Die Senatskonferenz befasste sich mit Rassismus und Menschenrechten. Inhaltlich bestand das ganztägige Seminar hauptsächlich aus Beiträgen und Diskussionen zum Thema Menschenrechte von Minderheiten. Da die Veranstaltung während der UN-Wochen stattfand, ging es vor allem um rassistische Diskriminierung und Hassreden. Das Patronat über die Konferenz hatte Senatspräsident Miloš Vystrčil. Gegen sexuelle Gewalt: Unsere Kirche hat dieses Jahr gemeinsam mit anderen Kirchen in Tschechien einen Verband gegen sexuelle Gewalt gegründet. Dieser Verband wird nächstes Jahr in allen unseren Kirchbezirken tätig sein und Menschen informieren und Workshops vorbereiten. Wir sehen dieses Thema gerade in der Zeit, wo viele ukrainische Frauen und Kinder bei uns sind, als sehr wichtig an.

Für Kinder und Jugendliche: Wir machen viele Aktivitäten für Kinder und Jugendliche, als ein Beispiel nehme ich hier die Bildungsprogramme für freiwillige Mitarbeiter der Jugendkirche. Sie sind in allen möglichen Bereichen der Kirche tätig, von Arbeit mit behinderten Menschen, über Kinderbildung in den Kirchgemeinden bis zur Arbeit mit ukrainischen Geflüchteten. Die Jugendlichen sind auch stark an den Themen der LGBT interessiert, sowie an Themen gegen sexuelle Gewalt.

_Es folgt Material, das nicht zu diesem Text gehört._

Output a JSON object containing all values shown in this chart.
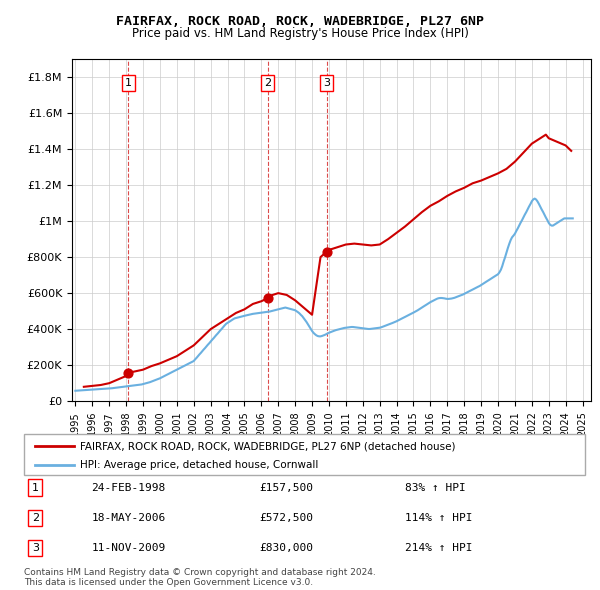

Das Jugendbildungsprogramm im Rahmen der Fastenaktion ist eine kirchenweite Veranstaltung, deren Hauptziel es ist, die aktivsten Vertreter der ehrenamtlich tätigen Jugendlichen der Evangelischen Kirche der Böhmischen Brüder zusammenzubringen, sie in ihrer derzeitigen und künftigen ehrenamtlichen Tätigkeit zu schulen und zu unterstützen, sie zu lehren, auf allen Ebenen des kirchlichen Lebens demokratisch zu handeln, ihre Kompetenz in der ehrenamtlichen Arbeit in Kirche und Gesellschaft zu entwickeln und zur Förderung der Integrität junger Menschen beizutragen.

Welche besonderen Herausforderungen sind mit dem russischen Angriff auf die Ukraine noch hinzugekommen, was die kirchliche Friedensarbeit betrifft?

Mit der Arbeit für die Flüchtlinge hat unsere Kirche viel Engagement, Kraft und Solidarität gezeigt. Die ganze Arbeit lief ganz schnell, das ganze Jahr haben wir nur auf die kommende Situation „reagiert“. Wir haben aber vieles geschafft. Für nächstes Jahr wissen wir schon bisschen besser, wie unsere Richtung ist und was wir in der Flüchtlingsarbeit, aber auch in der Arbeit für die tschechische Gesellschaft leisten möchten.

Wir planen Frauengruppen für tschechische und ukrainische Frauen, einen literarischen Wettbewerb für tschechische und ukrainische Kinder, wir bereiten Freizeitprogramme für Kinder, aber auch alte Menschen, die zu uns aus Ukraine gekommen sind, vor. Wir müssen zusätzlich auch auf eine weitere Welle der Flucht aus der Ukraine vorbereitet sein, wie auch auf die Energiekrise und die Verschuldung der Gesellschaft.

Es ist viel und alles läuft schnell, manchmal habe ich das Bild vor mir, dass wir dem Schnellzug hinterherrennen. Trotzdem sehe ich alle Probleme, die mit dem Krieg in der Ukraine zusammenhängen, als große Chance, zu zeigen, wozu die Kirche da ist und was ihre Aufgabe ist, nämlich den Menschen zu helfen, die es brauchen.